Moins punir pour bien punir

La punition est un réflexe ancré dans nos habitudes et notre idée de ce qu'est éduquer. "Spare the rod and spoil the children" dit le dicton anglais, "qui aime bien, châtie bien" dit on par chez nous...  Après une vague de libéralisation, et de laisser faire excessif, nous assistons au retour d'un discours musclé et répressif. Les bouquins prônant un retour à la punition et en vantant les mérites sortent dans les librairies avec moult conseils. Il ne faut pas aller bien loin sur internet pour trouver des sites expliquant comment punir. Les conseils qu'on y trouve sont l'opinion de l'auteur, ne s'appuient sur rien d'autre que sa conception de l'éducation, des a priori, alors qu'il existe des études très sérieuses, scientifiques et documentées sur le sujet.

En particulier, dire qu'il ne faut pas punir sur le champ est tout simplement faux, et contre-productif. Mais il y a plus dérangeant sur ce site : "Pour l'enfant, la première punition est l'impression de perdre l'amour de ses parents. Dans ce cas, un simple froncement de sourcil suffit. L'enfant voit que sa mère n'est pas contente, il a le sentiment qu'elle ne l'aime plus. " y trouve t-on. Quelle horreur de voir la punition ainsi ! L'amour d'un parent pour son enfant, son attachement est inconditionnel et le remettre en question provoque des angoisses fortes chez l'enfant, qui sont susceptibles d'engendrer des problèmes chez lui plus importants à la longue. La punition est donnée pour faire disparaitre un comportement, et ce, dans un contexte de lien et d'attachement fort entre parent et enfant. Parler d'amour ne fait que brouiller le message, risque de se retourner contre le parent à la longue. N'oublions pas qu'un enfant reproduit ce qu'il voit chez ses parents, aussi, s'il sent un chantage à l'amour, il apprendra à en user sur son entourage, et plus grand, sur ses parents. La règle de Hillel, dans son commentaire du Lévitique : "ne fais pas à autrui ce que tu ne veux pas qu'il te fasse" s'applique d'abord et avant tout vis à vis de nos enfants.

Penser que la punition est LA solution n'est qu'un aveu d'impuissance. Nous sommes passés d'une époque où il ne fallait pas sanctionner, à une époque où il faudrait revenir aux bonnes vieilles punitions. Le laisser-faire absolu et le laxisme, justifiés par un discours "de responsabilisation de l'enfant" n'ayant pas donné de résultat, on revient, par réaction, aux méthodes d'antan, fondées quasiment exclusivement sur la punition. Dans les deux cas, c'est inefficace.

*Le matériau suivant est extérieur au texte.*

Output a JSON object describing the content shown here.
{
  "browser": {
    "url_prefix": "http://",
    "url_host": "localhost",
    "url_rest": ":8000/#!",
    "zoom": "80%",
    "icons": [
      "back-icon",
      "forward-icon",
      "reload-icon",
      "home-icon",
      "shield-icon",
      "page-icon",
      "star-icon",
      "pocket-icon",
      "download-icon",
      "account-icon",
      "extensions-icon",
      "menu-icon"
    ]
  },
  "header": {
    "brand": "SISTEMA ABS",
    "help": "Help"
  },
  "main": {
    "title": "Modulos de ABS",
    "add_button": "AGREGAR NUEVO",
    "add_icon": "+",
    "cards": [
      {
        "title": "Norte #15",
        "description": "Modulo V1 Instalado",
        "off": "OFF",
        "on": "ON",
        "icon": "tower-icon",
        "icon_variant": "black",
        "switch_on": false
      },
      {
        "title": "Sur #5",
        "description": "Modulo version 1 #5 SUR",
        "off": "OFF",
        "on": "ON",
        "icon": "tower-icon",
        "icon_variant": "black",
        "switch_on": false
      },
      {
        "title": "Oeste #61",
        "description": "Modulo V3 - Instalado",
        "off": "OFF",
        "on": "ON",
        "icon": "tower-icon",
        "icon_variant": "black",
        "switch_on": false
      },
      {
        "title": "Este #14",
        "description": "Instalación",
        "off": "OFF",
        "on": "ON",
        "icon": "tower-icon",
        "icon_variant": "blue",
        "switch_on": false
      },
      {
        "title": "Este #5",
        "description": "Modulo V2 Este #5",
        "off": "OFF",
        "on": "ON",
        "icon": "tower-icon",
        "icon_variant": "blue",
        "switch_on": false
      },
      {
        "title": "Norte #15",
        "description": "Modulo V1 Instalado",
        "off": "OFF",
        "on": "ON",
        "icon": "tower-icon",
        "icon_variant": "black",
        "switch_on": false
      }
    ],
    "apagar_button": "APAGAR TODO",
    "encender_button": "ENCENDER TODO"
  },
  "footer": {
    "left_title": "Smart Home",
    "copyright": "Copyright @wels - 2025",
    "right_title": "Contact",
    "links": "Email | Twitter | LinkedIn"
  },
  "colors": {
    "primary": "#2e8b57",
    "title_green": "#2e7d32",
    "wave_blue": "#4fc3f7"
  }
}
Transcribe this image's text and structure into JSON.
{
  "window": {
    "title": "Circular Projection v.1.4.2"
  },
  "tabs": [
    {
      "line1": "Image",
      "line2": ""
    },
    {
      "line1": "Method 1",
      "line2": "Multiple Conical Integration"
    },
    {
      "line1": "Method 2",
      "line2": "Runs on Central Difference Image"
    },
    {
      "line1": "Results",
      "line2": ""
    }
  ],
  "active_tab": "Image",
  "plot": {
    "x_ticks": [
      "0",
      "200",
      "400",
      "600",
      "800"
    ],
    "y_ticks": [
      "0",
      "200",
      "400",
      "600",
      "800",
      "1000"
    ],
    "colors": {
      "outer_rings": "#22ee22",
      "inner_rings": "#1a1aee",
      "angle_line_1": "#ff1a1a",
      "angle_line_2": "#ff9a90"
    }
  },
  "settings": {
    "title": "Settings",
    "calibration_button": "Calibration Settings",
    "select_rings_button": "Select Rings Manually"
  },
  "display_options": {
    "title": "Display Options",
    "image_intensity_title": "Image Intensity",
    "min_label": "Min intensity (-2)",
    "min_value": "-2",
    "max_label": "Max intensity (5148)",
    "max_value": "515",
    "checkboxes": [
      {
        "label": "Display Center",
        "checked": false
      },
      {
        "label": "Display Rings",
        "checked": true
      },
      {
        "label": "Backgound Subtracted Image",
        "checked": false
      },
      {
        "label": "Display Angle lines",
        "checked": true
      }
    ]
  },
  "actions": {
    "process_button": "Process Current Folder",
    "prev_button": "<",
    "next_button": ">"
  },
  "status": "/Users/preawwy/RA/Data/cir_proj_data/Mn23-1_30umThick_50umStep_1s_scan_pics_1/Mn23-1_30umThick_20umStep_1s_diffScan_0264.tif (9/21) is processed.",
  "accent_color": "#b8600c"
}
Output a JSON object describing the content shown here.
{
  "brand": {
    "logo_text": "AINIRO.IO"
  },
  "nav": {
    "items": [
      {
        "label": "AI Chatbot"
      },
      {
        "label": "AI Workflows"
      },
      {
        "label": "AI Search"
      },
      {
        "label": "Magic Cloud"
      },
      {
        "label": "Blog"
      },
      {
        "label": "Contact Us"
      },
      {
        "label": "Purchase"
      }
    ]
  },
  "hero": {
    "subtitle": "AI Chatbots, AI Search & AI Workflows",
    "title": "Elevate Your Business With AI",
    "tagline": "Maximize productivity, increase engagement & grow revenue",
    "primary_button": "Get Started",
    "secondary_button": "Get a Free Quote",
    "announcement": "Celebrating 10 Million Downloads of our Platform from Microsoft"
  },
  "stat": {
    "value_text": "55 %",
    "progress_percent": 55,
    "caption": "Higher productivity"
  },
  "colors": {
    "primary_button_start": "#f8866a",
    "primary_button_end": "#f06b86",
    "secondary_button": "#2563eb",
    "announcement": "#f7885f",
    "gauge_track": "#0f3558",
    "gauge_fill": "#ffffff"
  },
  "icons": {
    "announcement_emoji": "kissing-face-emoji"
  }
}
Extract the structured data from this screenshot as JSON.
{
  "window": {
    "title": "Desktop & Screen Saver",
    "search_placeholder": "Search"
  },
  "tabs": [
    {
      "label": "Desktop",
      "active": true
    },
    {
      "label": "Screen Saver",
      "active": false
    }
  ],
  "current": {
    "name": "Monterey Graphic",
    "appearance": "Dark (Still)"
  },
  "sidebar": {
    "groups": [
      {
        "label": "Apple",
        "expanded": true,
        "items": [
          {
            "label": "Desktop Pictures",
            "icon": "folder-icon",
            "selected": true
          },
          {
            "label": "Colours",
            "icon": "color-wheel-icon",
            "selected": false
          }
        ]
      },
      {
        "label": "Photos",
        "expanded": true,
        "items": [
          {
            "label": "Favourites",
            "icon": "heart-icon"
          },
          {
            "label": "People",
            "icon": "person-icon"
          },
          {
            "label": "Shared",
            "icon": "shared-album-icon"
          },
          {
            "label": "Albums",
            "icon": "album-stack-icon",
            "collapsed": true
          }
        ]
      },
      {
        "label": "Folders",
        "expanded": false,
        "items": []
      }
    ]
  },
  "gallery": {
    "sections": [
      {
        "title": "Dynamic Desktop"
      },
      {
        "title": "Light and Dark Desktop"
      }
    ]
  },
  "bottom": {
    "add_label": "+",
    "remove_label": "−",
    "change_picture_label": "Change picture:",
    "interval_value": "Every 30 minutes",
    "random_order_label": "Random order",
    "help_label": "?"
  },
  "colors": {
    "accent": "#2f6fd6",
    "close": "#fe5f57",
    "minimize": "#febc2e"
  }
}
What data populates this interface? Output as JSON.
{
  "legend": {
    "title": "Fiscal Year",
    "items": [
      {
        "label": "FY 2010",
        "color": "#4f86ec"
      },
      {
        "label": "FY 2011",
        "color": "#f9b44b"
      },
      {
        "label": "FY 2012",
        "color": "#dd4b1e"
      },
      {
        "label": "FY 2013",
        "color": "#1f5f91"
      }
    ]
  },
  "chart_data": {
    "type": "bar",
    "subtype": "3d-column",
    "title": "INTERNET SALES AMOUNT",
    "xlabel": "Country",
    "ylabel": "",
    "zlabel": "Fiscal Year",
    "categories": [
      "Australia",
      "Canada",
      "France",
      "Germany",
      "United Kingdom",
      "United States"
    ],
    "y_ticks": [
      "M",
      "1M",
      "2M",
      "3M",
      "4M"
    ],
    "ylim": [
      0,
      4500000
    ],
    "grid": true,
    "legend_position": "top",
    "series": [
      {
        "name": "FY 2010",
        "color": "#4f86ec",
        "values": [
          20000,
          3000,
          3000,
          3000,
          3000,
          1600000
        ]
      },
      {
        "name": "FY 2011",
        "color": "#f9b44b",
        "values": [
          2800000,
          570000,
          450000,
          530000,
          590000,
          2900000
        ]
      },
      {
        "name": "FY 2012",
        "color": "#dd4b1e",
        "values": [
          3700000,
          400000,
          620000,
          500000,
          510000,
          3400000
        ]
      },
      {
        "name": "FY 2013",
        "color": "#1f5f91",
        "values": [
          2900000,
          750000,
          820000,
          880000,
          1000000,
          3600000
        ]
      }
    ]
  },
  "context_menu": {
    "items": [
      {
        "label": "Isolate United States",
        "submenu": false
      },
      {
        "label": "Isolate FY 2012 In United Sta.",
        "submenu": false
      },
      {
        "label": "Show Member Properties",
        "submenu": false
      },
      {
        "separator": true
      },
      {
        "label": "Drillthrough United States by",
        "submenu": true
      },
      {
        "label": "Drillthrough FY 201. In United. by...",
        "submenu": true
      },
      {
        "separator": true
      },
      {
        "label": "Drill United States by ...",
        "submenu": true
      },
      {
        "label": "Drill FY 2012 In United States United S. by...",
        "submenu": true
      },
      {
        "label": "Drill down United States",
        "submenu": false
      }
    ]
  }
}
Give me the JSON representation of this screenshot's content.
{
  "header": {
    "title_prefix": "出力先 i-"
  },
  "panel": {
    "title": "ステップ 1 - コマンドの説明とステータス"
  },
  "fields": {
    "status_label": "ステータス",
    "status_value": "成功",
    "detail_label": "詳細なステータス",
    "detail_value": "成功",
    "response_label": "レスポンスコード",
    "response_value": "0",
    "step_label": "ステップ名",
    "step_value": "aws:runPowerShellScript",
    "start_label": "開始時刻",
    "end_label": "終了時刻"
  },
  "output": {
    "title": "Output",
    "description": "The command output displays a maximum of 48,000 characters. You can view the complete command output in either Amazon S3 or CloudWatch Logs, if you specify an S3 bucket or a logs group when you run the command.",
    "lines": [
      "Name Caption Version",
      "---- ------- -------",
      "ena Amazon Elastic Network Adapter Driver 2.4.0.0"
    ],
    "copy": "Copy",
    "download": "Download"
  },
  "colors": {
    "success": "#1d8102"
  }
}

Croire que la seule punition permet d'éduquer correctement un enfant et reste la solution face aux difficultés est tout simplement faux. Alice Miller, dans ses nombreux ouvrages, et en particulier "C'est pour ton bien, origines de la violence dans l'éducation des enfants" en a montré les ravages. Les travaux d'Alice Miller mériteraient d'être relus et replacés dans une démarche behavioriste appliquée, d'éducation positive.

Les études de behaviorisme appliqué ont montré que la punition est indispensable pour éduquer, mais qu'elle n'est qu'un élément dans l'ensemble des techniques d'éducation et surtout, qu'elle doit être utilisée avec beaucoup, beaucoup de retenue. Burrhus Skinner, le père du behaviorisme disait même "Ne punissez jamais !". Ses successeurs ne sont pas d'accord sur le jamais, ils disent en revanche "Ne punissez que très rarement !"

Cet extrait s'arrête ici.